The primary function of an alarm is to alert an operator to an abnormal situation requiring a timely response to prevent further escalation of the condition.

The alarm system is a safety barrier, which not only provides a layer of protection for personnel and the environment but also helps improve production availability through the early identification of a potentially more significant equipment failure or process upset. Efficient alarm operation relies on managing the alarm in such a manner that it aids the operator i.e. it is relevant, concise and has a defined response.

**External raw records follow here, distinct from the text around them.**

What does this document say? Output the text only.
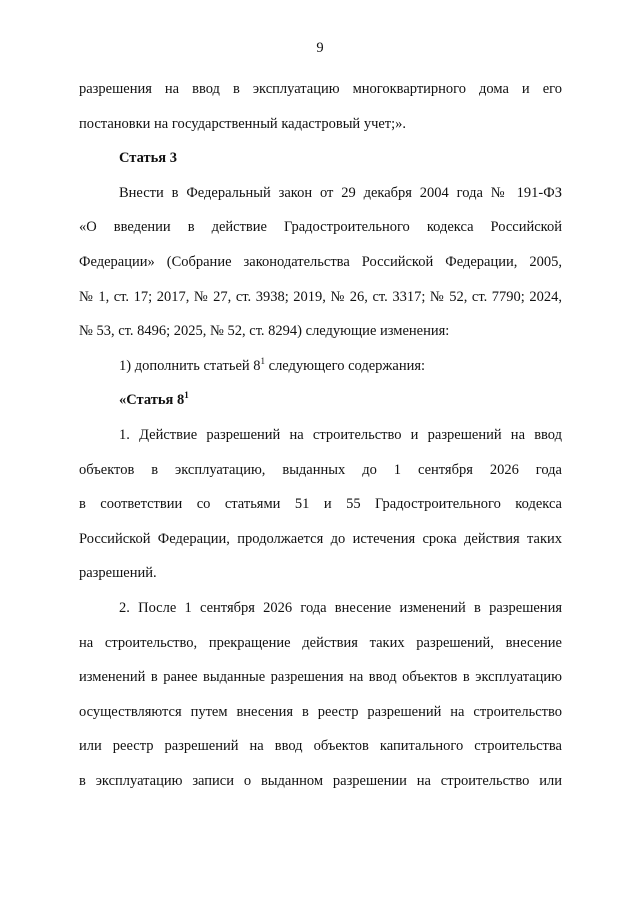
9
разрешения на ввод в эксплуатацию многоквартирного дома и его
постановки на государственный кадастровый учет;».
Статья 3
Внести в Федеральный закон от 29 декабря 2004 года № 191-ФЗ
«О введении в действие Градостроительного кодекса Российской
Федерации» (Собрание законодательства Российской Федерации, 2005,
№ 1, ст. 17; 2017, № 27, ст. 3938; 2019, № 26, ст. 3317; № 52, ст. 7790; 2024,
№ 53, ст. 8496; 2025, № 52, ст. 8294) следующие изменения:
1) дополнить статьей $8^1$ следующего содержания:
«Статья $8^1$
1. Действие разрешений на строительство и разрешений на ввод
объектов в эксплуатацию, выданных до 1 сентября 2026 года
в соответствии со статьями 51 и 55 Градостроительного кодекса
Российской Федерации, продолжается до истечения срока действия таких
разрешений.
2. После 1 сентября 2026 года внесение изменений в разрешения
на строительство, прекращение действия таких разрешений, внесение
изменений в ранее выданные разрешения на ввод объектов в эксплуатацию
осуществляются путем внесения в реестр разрешений на строительство
или реестр разрешений на ввод объектов капитального строительства
в эксплуатацию записи о выданном разрешении на строительство или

There are numerous historic examples where bad alarm management has had a catastrophic effect on life, the environment or a business’s liquidity (e.g. Three Mile Island (USA), Longford Gas (Australia), Texas City (USA), Buncefield (UK)) and this has resulted in the introduction of industry guidance and standards based upon lessons learned, such as EEMUA 191, BS:EN 62682:2015 and the ASM Guidelines.

THE CHALLENGE

In 2015, the alarm system performance of a major international oil and gas exploration and production company was the subject of a senior management audit against company corporate standards and guidelines. The audit concluded that with over 27,000 configured alarms, 800 standing alarms, frequent daily alarm counts of more than 7,000 alarms in 24 hours and alarm flood issues associated with major equipment trips, that the alarm system had failed to meet the company’s own key performance indicators.

CORE’S SOLUTION

CORE reviewed the standing alarms in detail to establish the function of the alarm, the time it had been in place and the benefit to the operator.

Many alarms were discovered to be on redundant equipment or equipment that had not been returned to service following a major production shutdown or they were secondary / consequential alarms. Alarms providing no benefit were removed and a procedure developed to allow genuine alarms likely to be present for more than 24 hours to be ‘shelved’ (removed from alarm list).

 

 

In parallel with the Standing Alarm review, CORE compiled a set of rules to categorise what an alarm is and if there are ways to allow grouping based upon criteria such as similar function or operator response. Once agreed with the client, these rulesets were applied by CORE to the configured alarms to reduce the overall quantity.

This revised list was reviewed with control room operators and the priority of the individual alarm revised based upon the consequence of failure to act and the actual response time available. Finally, an alarm response manual was developed to provide guidance to the operator upon alarm initiation.